Once again, I managed to completely abandon this blog for a seemingly endless period of time. I have some time on my hands now so I thought I’d write a little bit for old time’s sake (and for the learning pleasure of anyone who cares about what I have to say).
I spent the last year or so living with my girlfriend and we speak Japanese at least half of the time. We watch Japanese TV exclusively (we don’t actually have cable; we just use the internet for Japanese variety shows and dramas). We only listen to Japanese music. We eat a ton of Japanese food. For all intents and purposes, we live a Japanese life (we even have those little Japanese slippers from Mujirushi at the door to our apartment).
I feel guilty saying this, but my Japanese study fell to the back burner during all this… OK fine, I just stopped doing it all together. Lack of motivation? Maybe. I lost steam after passing N2. I know I used to talk a lot about studying like a champion and never losing steam and that having motivation was half the battle and you know what…. I was right about all that. There is no great learning experience quite like being on both ends of your own lesson.
I gave myself permission to slack because I have Japanese flying at me from so many directions that I assumed the fluency would just naturally seep in without rigorous study. I was also right about that. Fluency DOES seep in. Literacy, on the other hand, leaks out.
My girlfriend considers me to be basically fluent in Japanese. But in the past year I lost something important: the ability to read a lot of the more complex kanji. When you don’t look at those kanji every day and feed them, bath them, and nurture them like cute fuzzy little gerbils, they will die…. And then you have to go back to the pet store for new gerbils, and those gerbils are just as expensive as the originals and they take just as much time and energy to raise.
So, in retrospect, I can speak Japanese really well now (if I can take a moment to be a little self-appreciative) and I no longer have to struggle or even concentrate to understand naturally spoken Japanese, but I can’t really read a novel any more. I can read manga (that’s basically just colloquial Japanese written in speech bubbles anyway) and I can read anything that might pop up at the bottom of the screen on a variety show. I know just the right Japanese to live and have fun in a world where reading at a high level is not necessary (don’t get too carried away by my self-depreciation here… it’s not like I CAN’T read…)

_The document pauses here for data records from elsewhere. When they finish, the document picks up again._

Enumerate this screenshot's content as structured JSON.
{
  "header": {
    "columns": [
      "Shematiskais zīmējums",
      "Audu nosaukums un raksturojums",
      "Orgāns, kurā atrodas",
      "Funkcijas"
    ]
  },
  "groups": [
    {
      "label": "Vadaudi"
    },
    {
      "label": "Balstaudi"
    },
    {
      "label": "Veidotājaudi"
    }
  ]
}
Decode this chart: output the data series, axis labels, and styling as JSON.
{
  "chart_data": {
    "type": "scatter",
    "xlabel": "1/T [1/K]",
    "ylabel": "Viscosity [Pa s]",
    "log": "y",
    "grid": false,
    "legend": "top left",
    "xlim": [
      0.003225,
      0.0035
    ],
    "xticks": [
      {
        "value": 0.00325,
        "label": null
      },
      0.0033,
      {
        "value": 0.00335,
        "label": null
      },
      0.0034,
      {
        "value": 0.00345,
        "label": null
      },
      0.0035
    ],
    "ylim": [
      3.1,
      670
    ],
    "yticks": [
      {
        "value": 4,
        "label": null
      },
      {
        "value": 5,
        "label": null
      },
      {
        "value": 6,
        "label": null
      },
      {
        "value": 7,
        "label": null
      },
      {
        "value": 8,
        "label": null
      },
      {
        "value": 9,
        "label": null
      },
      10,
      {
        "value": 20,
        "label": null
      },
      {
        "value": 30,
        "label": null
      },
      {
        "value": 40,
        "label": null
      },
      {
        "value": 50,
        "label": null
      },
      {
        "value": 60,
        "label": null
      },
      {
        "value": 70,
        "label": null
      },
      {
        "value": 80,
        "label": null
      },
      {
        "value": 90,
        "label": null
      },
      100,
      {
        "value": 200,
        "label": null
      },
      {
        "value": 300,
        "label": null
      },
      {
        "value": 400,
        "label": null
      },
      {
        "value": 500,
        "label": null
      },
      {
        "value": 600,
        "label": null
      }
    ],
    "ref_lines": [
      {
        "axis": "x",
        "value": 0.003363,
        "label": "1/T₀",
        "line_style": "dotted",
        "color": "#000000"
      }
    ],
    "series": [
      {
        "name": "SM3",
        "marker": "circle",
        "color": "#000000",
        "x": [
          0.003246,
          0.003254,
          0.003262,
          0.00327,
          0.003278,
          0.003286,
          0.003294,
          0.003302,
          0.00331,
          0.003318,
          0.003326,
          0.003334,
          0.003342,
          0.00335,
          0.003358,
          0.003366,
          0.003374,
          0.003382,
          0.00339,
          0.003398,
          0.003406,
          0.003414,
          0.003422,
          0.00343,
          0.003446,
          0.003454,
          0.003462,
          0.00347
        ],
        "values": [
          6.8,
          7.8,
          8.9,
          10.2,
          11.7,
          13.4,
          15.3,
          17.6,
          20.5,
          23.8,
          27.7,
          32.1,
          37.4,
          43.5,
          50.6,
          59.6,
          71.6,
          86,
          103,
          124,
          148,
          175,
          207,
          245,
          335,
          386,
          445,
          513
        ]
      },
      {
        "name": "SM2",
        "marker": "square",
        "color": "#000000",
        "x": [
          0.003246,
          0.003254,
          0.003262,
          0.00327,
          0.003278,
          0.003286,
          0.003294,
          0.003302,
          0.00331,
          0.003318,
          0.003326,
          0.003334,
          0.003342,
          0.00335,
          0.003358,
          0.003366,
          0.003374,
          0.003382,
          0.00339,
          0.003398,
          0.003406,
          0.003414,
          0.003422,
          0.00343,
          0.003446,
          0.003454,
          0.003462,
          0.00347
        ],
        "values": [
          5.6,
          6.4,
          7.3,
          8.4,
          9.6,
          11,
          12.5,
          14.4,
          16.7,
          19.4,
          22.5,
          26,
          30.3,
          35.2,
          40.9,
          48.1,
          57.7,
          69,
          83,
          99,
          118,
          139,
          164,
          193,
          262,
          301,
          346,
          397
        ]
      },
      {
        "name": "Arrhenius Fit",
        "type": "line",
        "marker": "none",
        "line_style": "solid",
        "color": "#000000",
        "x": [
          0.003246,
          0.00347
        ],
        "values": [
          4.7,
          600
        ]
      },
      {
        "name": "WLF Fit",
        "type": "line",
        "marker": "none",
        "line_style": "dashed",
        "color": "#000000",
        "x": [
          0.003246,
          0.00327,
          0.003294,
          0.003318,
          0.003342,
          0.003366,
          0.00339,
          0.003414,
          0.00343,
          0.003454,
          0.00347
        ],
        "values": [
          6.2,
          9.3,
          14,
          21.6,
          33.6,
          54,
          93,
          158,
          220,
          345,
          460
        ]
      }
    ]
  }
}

To sum it all up, fluency can come to you naturally and comfortably and it will hang around for a while as long as you stay immersed. Literacy on the other hand leaks out of your brain like soapy water out of a sponge that is sitting on the kitchen counter. You have to keep the sponge wet if you want to keep cleaning dishes with it.
Epilogue – I hope this post was as fun for you as some of my old ones. It’s been a while, so I’m rusty. Hopefully more to come!